CHILD 44 by Tom Rob Smith

I found this in a pile of books on the street being given away by my neighbour.  I don’t usually read thrillers, due to my strangely limited appetite for raped female corpses, which seem to be integral to the genre, but the price was right.  

Also I note that this is the first thriller to ever make the Booker longlist, so I thought it was worth a whirl.  Especially as I was going on a beach vacation, and I feel like this is the kind of book fellow beach goers like to see you reading.  (This shows my age: practically everybody was reading their phones).  In any case, one can always skip the rape scenes. 

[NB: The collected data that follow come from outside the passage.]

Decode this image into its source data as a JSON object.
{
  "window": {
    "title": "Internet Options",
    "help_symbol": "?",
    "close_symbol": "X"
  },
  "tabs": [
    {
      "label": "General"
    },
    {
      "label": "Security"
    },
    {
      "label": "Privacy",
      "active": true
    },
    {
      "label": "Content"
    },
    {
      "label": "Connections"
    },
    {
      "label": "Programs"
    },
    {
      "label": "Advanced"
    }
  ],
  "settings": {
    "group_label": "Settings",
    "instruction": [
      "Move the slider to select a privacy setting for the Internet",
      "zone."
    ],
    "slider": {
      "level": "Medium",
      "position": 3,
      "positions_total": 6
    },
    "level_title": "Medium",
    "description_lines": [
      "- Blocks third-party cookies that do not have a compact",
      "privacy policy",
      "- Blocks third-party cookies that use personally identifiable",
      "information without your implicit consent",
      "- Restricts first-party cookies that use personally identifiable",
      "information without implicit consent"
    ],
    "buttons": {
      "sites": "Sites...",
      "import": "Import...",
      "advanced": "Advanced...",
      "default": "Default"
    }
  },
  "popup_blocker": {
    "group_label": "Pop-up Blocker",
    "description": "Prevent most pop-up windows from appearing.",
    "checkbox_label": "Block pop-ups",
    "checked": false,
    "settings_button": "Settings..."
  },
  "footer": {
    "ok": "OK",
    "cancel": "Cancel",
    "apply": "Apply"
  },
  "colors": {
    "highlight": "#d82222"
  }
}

I need not have been concerned, as this was all about child murder not women murder, and there was only one rape scene. The first lines are great: 

Since Maria had decided to die, her cat would have to fend for itself.  She’d already cared for it far beyond the point where keeping a pet made any sense. Rats and mice had long since been trapped and eaten by the villagers. Domestic animals had disappeared shortly after that. All except for one, this cat, her companion which she’d kept hidden. Why hadn’t she killed it? She needed something to live for; something to protect and love – something to survive for. She’d made a promise to continue feeding it up until the day she could no longer feed herself. That day was today. She’d already cut her leather boots into thin strips, boiled them with nettles and beetroot seeds. She’d already dug for earthworms, sucked on bark. This morning in a feverish delirium she’d gnawed the leg of her kitchen stool, chewed and chewed until there were splinters jutting out of her gums 

We are in Stalinist Russia, a really fun setting for a crime story, as officially crime did not exist.  Stalin held crime to be a result of poverty, which was a result of capitalism, therefore no capitalism meant no crime.  Thus while the secret police were enormous, the regular police barely existed.  Our hero is a patriotic secret police officer who gets drawn into investigating a child serial killer.   It’s fun to watch his certainties collapse, and to visit various bits of Stalin’s empire with him, but things go down hill as Smith tries to resolve the story.  We are reduced to car/train chases (clearly written with film options in mind), to deeply unlikely scenes in which terrified villagers risk their lives “for the children” (I haven’t googled it, but based on this alone I’ll put heavy money that the author is British, as British people are creepily obsessed with children); and worst of all the final reveal that the serial killer is SPOLIER ALERT the policeman’s own brother.  SNORE. 

He even manages a happy ending, with Stalin dying conveniently, allowing some hope for our hero.  I learnt a fun fact about Stalin’s death: apparently one cause of his death was the fact that he did not receive specialist medical care, and he didn’t receive this care as he himself had just imprisoned all the specialists.  File that under karma or god having a sense of humour.